Google is ‘crooked’ and a bully, CEO of Fortnite-maker Epic Games testifies in Play Store trial::Epic alleges that Google has been engaged in illegal price-gouging by collecting commissions ranging from 15% to 30% on in-app digital transactions.
I mean, he’s not incorrect, but there’s that saying about rocks and glass houses.
Oh no! One terrible corporation is saying the other terrible corporation is terrible!
Let me play a very sad tune on this really tiny violin I found.
You might think Epic is a terrible corporation. But their ability to affect meaningful change on your daily life is effectively non-existent. Unless you are making a living being a Steam evangelist or something.
But Google has a massive amount of control over the internet. Between search, Android, Maps, ads, Gmail, etc. The level of “terribleness” they can approach vastly overshadows even the most evil stances Epic could take.
So, this “both sides are bad” take is a bit ridiculous.
Pot calls kettle black.
Their crooked bullies.
Our strategic entrepreneurs.
You don’t have to support Epic’s ultimate goal of increasing their profit, to understand that the monopoly power this lawsuit is fighting is even worse. Apple and Google should not be able to gatekeep what kind of apps we get to use - any argument in favour of them basically boils down to “they let us avoid malicious apps” but you can have democratic orgs decide that instead of oligarchical cartels. And I don’t necessarily mean the government, although government regulation would be a welcome move, I mean even more democratic:
In Finland, some of the largest grocery chains (think Walmart) are collectively, democratically owned - in other words, they operate in the same boring, stable, functional, and efficient manner as other grocery shops without being undemocratic(!). The average Finnish person has say in what products are being stocked, can be elected managers of stores, and the coop gives members 5% of their spending back (i.e. revenue sharing), among other things. [1] For reference, in the UK, we get a measly 1% back from grocery shop purchases, or from Amex with their cashback.
Sure, Epic won’t give us this democratic org, but they do help us challenge the gatekeepers that are way more invested in working against giving us anything like this.
[1] https://www.peoplespolicyproject.org/2023/10/11/inside-the-walmart-of-finland/
No shit Sherlock. Every company is. How they make stupid cash monies.
“Don’t be evil.”
I believe they removed this from their company policy a couple of years ago.

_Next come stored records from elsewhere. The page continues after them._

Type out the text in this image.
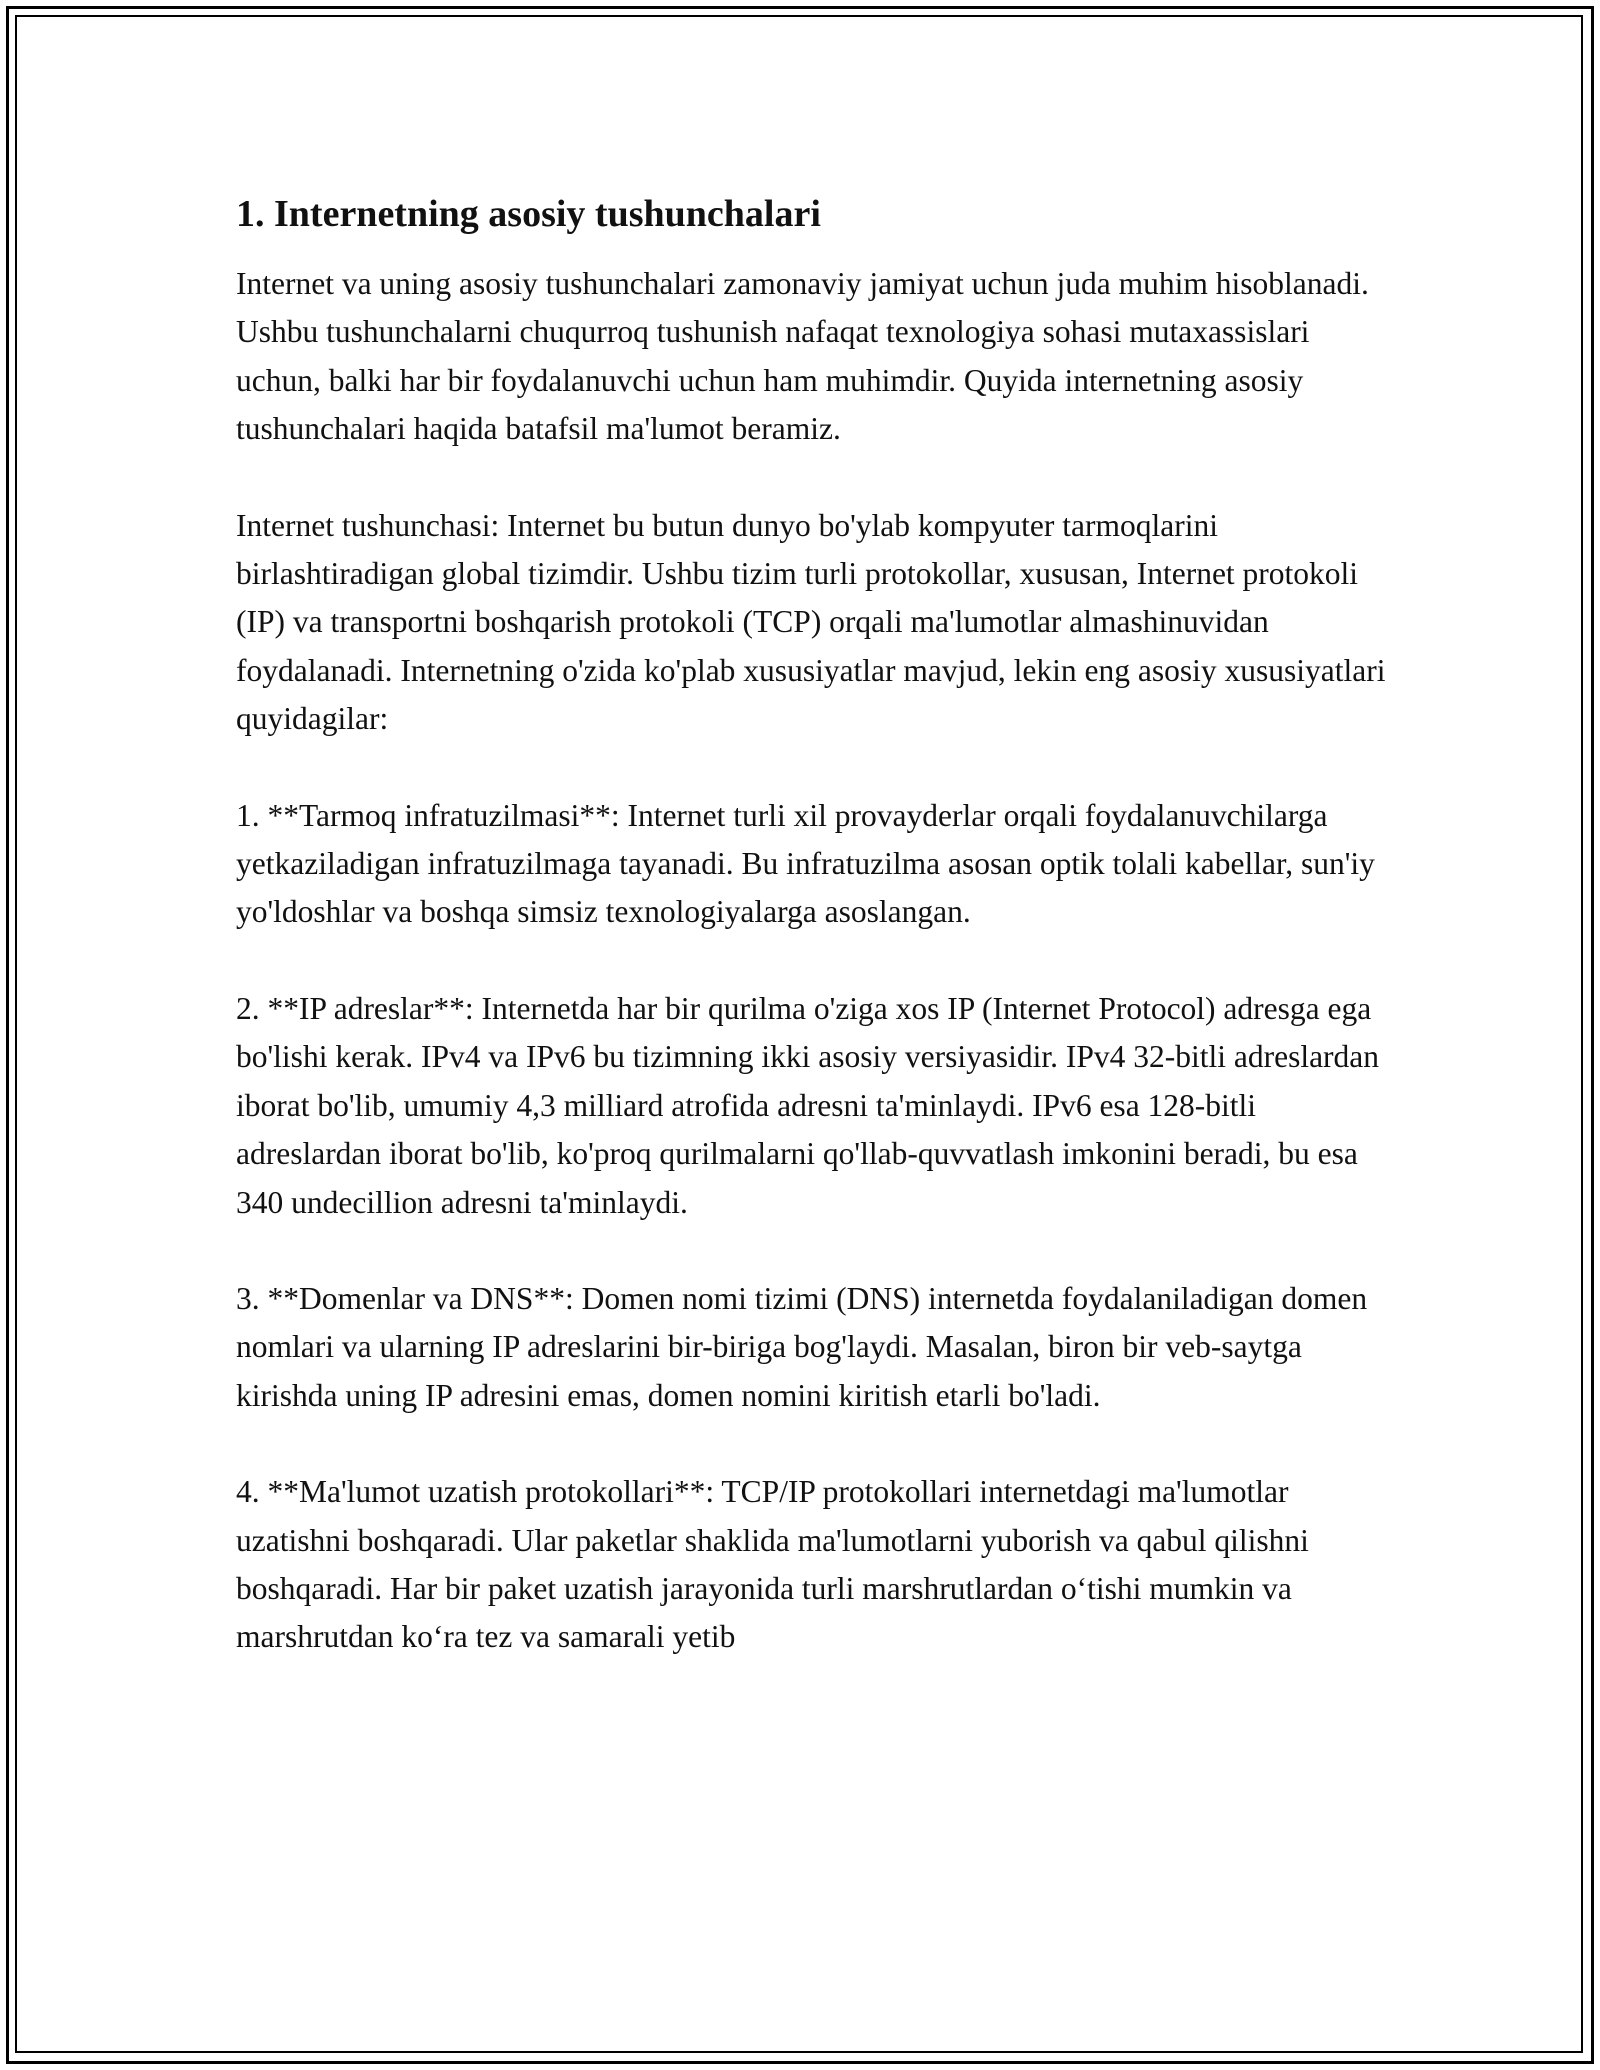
1. Internetning asosiy tushunchalari

Internet va uning asosiy tushunchalari zamonaviy jamiyat uchun juda muhim hisoblanadi. Ushbu tushunchalarni chuqurroq tushunish nafaqat texnologiya sohasi mutaxassislari uchun, balki har bir foydalanuvchi uchun ham muhimdir. Quyida internetning asosiy tushunchalari haqida batafsil ma'lumot beramiz.

Internet tushunchasi: Internet bu butun dunyo bo'ylab kompyuter tarmoqlarini birlashtiradigan global tizimdir. Ushbu tizim turli protokollar, xususan, Internet protokoli (IP) va transportni boshqarish protokoli (TCP) orqali ma'lumotlar almashinuvidan foydalanadi. Internetning o'zida ko'plab xususiyatlar mavjud, lekin eng asosiy xususiyatlari quyidagilar:

1. **Tarmoq infratuzilmasi**: Internet turli xil provayderlar orqali foydalanuvchilarga yetkaziladigan infratuzilmaga tayanadi. Bu infratuzilma asosan optik tolali kabellar, sun'iy yo'ldoshlar va boshqa simsiz texnologiyalarga asoslangan.

2. **IP adreslar**: Internetda har bir qurilma o'ziga xos IP (Internet Protocol) adresga ega bo'lishi kerak. IPv4 va IPv6 bu tizimning ikki asosiy versiyasidir. IPv4 32-bitli adreslardan iborat bo'lib, umumiy 4,3 milliard atrofida adresni ta'minlaydi. IPv6 esa 128-bitli adreslardan iborat bo'lib, ko'proq qurilmalarni qo'llab-quvvatlash imkonini beradi, bu esa 340 undecillion adresni ta'minlaydi.

3. **Domenlar va DNS**: Domen nomi tizimi (DNS) internetda foydalaniladigan domen nomlari va ularning IP adreslarini bir-biriga bog'laydi. Masalan, biron bir veb-saytga kirishda uning IP adresini emas, domen nomini kiritish etarli bo'ladi.

4. **Ma'lumot uzatish protokollari**: TCP/IP protokollari internetdagi ma'lumotlar uzatishni boshqaradi. Ular paketlar shaklida ma'lumotlarni yuborish va qabul qilishni boshqaradi. Har bir paket uzatish jarayonida turli marshrutlardan o‘tishi mumkin va marshrutdan ko‘ra tez va samarali yetib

Yes they did. I wonder why…
It is still in their code of conduct.
Google Removes ‘Don’t Be Evil’ Clause From Its Code of Conduct - Gizmodo https://gizmodo.com/google-removes-nearly-all-mentions-of-dont-be-evil-from-1826153393
But it’s still there.
Unlike on iOS, nobody forces them to use Google Play to distribute their app. Just don’t use it. On iOS that’s not an option, but here what’s the problem?
The problem is that they crushed the competition with a fairly good free product for years. Setting all alternatives back, then they started prioritizing revenue, slowly, over time. Now Google free to use products are part of our routine, part of our lives, and the alternatives are either paid, poorly developed or have a low user base. Do you have an alternative to YouTube that has the same amount of content? It was the same issue when we left Teddit, but at a much lower scale and that was still painful (and it still is)
And that has to do with being able to sideload how, exactly?
How did they crush f-droid? What did they do to set alternative app stores on Android back? We aren’t talking about YouTube here, your entire comment is just making shit up about Android stores because you are bad about other parts of Google.